1. DISSENT This one's a bit difficult since the Holy Father used it when addressing the bishops of England and Wales at their 'ad limina' visit last year:
("It is important to recognise dissent for what it is, and not to mistake it for a mature contribution to a balanced and wide-ranging debate." Their lordships remained with stony expressions on their faces, except for Archbishop Longley who looked very nervous indeed. However, it seemed clear that they knew perfectly well what the Holy Father thinks it is. Characteristically he avoided the harsh word 'heresy'. But what else could he have meant?)
2. LOYAL DISSENT I first met this expression in a Tablet editorial during the early 80s. It seemed a nonsensical contradiction in terms at the time, and it still does. If you persistently dissent from the Magisterium and from the teaching of the Pope, you cannot claim to be loyal to the Church or to him..
3. PRESIDER Unfortunately this term is increasingly used even in the Vatican Radio and TV English translations.
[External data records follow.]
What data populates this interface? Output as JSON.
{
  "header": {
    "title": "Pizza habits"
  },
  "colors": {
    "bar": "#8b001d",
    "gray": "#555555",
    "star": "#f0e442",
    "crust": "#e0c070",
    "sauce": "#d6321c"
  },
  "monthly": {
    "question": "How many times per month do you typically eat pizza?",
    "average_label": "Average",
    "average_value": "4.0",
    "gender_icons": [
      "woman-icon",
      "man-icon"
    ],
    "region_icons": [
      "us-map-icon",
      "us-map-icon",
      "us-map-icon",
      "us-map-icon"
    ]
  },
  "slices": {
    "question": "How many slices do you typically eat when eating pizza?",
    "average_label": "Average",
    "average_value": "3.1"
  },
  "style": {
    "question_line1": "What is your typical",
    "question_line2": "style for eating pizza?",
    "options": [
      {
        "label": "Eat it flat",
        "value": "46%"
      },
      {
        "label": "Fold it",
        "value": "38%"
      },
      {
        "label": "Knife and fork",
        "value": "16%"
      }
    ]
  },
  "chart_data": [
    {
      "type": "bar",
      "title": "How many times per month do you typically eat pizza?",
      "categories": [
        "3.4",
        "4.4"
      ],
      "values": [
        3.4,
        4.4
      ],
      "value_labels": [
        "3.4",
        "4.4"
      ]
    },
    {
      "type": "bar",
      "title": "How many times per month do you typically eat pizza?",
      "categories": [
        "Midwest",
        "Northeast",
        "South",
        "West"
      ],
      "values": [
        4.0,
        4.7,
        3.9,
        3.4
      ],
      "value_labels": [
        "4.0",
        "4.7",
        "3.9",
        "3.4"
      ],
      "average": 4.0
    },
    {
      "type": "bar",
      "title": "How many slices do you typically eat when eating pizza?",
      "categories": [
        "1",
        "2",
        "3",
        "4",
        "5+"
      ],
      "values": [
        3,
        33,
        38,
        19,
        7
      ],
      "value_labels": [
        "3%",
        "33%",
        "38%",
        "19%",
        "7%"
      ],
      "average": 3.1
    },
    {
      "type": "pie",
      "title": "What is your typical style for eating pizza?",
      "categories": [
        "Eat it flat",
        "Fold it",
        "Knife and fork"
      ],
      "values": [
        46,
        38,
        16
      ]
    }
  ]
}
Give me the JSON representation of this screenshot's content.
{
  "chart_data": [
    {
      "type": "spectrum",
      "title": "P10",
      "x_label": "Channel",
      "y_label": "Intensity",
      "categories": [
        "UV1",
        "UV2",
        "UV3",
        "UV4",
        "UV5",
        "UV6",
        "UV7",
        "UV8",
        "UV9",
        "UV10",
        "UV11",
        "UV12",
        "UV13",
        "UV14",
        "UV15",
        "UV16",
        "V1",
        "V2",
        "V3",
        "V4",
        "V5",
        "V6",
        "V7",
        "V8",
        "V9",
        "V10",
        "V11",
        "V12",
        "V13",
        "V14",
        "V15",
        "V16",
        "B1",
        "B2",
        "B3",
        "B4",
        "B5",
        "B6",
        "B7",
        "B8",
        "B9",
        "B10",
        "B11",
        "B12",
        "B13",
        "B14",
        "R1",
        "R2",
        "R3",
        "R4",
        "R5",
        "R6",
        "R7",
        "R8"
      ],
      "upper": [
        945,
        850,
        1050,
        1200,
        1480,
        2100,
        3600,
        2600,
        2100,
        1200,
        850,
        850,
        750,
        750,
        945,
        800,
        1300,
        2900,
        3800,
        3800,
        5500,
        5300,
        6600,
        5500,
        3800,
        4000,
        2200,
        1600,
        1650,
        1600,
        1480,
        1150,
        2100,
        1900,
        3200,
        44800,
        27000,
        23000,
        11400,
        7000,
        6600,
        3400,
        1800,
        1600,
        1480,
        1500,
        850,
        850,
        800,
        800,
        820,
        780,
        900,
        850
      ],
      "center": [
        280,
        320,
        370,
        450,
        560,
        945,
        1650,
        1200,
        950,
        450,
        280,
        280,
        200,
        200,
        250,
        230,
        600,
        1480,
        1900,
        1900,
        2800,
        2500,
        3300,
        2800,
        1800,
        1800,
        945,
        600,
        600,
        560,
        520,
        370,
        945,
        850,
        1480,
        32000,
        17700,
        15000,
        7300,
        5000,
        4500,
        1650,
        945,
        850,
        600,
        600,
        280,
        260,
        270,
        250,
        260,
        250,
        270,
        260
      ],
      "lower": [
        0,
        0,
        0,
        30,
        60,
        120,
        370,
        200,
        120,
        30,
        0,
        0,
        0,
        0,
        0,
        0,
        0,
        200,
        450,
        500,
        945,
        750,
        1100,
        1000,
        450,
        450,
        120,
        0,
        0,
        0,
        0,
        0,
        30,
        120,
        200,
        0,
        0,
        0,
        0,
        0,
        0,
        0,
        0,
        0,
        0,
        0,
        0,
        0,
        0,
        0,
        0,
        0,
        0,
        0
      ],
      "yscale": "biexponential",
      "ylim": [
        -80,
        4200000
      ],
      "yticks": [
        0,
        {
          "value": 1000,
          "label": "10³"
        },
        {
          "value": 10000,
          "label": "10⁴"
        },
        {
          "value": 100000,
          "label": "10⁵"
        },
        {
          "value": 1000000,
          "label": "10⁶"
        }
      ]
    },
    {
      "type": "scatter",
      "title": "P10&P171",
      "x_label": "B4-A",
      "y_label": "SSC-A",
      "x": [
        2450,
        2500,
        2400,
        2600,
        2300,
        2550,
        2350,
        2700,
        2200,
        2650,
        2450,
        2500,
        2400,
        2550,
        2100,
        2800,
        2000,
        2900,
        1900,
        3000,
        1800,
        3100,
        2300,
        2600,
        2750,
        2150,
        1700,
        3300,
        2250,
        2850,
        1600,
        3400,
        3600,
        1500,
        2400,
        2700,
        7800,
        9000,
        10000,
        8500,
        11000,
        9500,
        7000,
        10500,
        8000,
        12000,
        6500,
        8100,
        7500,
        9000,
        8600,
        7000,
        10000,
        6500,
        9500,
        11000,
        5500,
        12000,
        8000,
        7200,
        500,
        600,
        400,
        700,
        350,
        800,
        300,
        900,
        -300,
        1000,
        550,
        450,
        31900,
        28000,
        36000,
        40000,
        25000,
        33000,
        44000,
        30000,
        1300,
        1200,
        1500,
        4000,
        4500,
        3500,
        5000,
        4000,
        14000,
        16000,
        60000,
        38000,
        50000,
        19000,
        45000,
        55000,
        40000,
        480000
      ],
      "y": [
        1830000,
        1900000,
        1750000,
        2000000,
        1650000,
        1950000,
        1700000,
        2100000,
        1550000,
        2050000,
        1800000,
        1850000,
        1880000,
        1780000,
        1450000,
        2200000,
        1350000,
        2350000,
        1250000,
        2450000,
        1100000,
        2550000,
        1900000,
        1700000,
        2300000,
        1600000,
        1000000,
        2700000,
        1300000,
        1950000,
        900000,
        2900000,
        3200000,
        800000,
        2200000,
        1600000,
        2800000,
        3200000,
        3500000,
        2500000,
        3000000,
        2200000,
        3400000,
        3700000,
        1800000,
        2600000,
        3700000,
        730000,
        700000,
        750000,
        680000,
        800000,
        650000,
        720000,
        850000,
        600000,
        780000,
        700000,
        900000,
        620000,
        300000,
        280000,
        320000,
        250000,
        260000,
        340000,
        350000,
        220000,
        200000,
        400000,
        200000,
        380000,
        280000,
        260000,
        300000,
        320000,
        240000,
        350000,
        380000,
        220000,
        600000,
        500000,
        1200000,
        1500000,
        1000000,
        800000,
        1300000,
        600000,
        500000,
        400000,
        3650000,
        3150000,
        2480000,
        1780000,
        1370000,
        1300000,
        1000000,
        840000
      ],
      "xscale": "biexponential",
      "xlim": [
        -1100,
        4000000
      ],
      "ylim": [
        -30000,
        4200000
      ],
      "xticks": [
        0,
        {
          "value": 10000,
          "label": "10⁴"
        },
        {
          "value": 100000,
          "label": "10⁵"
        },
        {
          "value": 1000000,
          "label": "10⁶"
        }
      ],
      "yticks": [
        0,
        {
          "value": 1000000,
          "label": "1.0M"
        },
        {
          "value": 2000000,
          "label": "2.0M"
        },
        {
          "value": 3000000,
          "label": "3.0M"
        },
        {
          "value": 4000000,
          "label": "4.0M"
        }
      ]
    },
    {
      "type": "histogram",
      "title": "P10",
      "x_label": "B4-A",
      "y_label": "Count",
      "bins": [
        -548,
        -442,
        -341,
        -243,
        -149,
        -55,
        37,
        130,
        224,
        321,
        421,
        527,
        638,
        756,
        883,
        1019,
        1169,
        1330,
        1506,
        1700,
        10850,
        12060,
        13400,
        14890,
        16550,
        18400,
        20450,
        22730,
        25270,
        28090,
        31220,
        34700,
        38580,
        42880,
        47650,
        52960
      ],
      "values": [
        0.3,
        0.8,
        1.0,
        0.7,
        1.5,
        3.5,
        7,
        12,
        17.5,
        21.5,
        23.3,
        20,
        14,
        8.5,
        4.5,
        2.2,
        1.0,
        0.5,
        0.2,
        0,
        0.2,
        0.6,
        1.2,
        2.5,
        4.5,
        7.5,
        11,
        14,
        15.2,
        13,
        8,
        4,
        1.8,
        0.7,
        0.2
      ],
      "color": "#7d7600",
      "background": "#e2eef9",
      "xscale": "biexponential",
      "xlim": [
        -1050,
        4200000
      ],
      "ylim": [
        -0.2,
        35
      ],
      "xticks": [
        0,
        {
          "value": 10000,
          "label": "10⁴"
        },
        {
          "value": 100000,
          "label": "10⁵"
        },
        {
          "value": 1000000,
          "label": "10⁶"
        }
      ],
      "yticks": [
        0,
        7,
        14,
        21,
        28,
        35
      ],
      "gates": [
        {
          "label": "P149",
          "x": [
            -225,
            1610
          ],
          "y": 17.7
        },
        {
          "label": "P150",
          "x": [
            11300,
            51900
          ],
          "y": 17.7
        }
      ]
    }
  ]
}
I prefer always to say that a priest offers or celebrates Mass. He is not a Committee chairman with a casting vote. Without him there would be no Mass.
4. PASTOR I'm not sure but I think this has crept in from American usage. I don't like it because it emphasises only a part of the priest's role and completely leaves out his main function at the altar. The word 'priest' is all embracing.
5. LIBERAL CATHOLIC The people who thus identify themselves when they are in vociferous disagreement with Church teaching on various matters of faith and morals, would really be more accurately described as Protestants. Protestant Catholics would be more truthful. Even though it is an oxymoron it would make such people realise what they really are.
6 TALIBAN CATHOLICS Extreme Traditionalists. A dangerous term because ordinary Orthodox Catholics can be absorbed into that grouping if they are not careful.
7. GIVING OUT THE WINE The administering of the Precious Blood of Our Lord at Holy Communion.. Thought to be used by some EMHCs as the result of poor or non-existent catechesis.
8. SONG The word is banal and inadequate to describe the variety of music the Church has in her repertoire. What's wrong with hymn, psalm, motet, antthem etc.?
9. SOLEMN WALKING PROCESSION. This one is a real corker of a porky. It refers to the queue for standing Communion and seems to have been invented very recently. If any reader had heard it before I'd be grateful to know. At the time this queueing was introduced nobody ever explained to me that we were to do it as a special act of reverence. Had they done so, it would not now be necessary to 'recommend' that standing communicants make some sign of reverence. The reason always given for the queue method was that it is quicker than to have everyone kneeling at the Communion rail. In fact that reason is absolute nonsense as well. No, the real reason it was adopted is quite different. Looking back one can only fear that it was either carelessly foolish or part of a deliberate strategy, an iconoclasm in fact, that destroyed the spiritual meaning of the internal architecture of many of our churches and dealt a hammer blow to Catholic understanding of the Mass.
Enough for now.Time to cook supper.
4 comments:
I've heard the term 'communion procession' since becoming Catholic in the mid-1970s: that it was, the queue itself, supposed to be a reverent action analogous to kneeling is the EW bishops' doing or their bureaucrats' (although my guess is that if you submit yourself to the penance of looking into the 'pastoral liturgy resources' that plague us you would probably find that the notion is celebrated there). In my experience (several US dioceses), it is just a descriptor of what happens at that point in the Mass (one can't very well say 'communion waiting line').
Thanks Marc.
It is still a notion that I find totally unconvincing. Why can't one say 'Communion waiting line' when that is what it is?
I think it's known as sophistry?
I don't have a problem with the Communion procession as a functional term. We do in fact process, after a fashion, to receive Communion. That this should be seen as an adequate sign of reverence towards the Blessed Sacrament does, however, strike me as somewhat half-baked!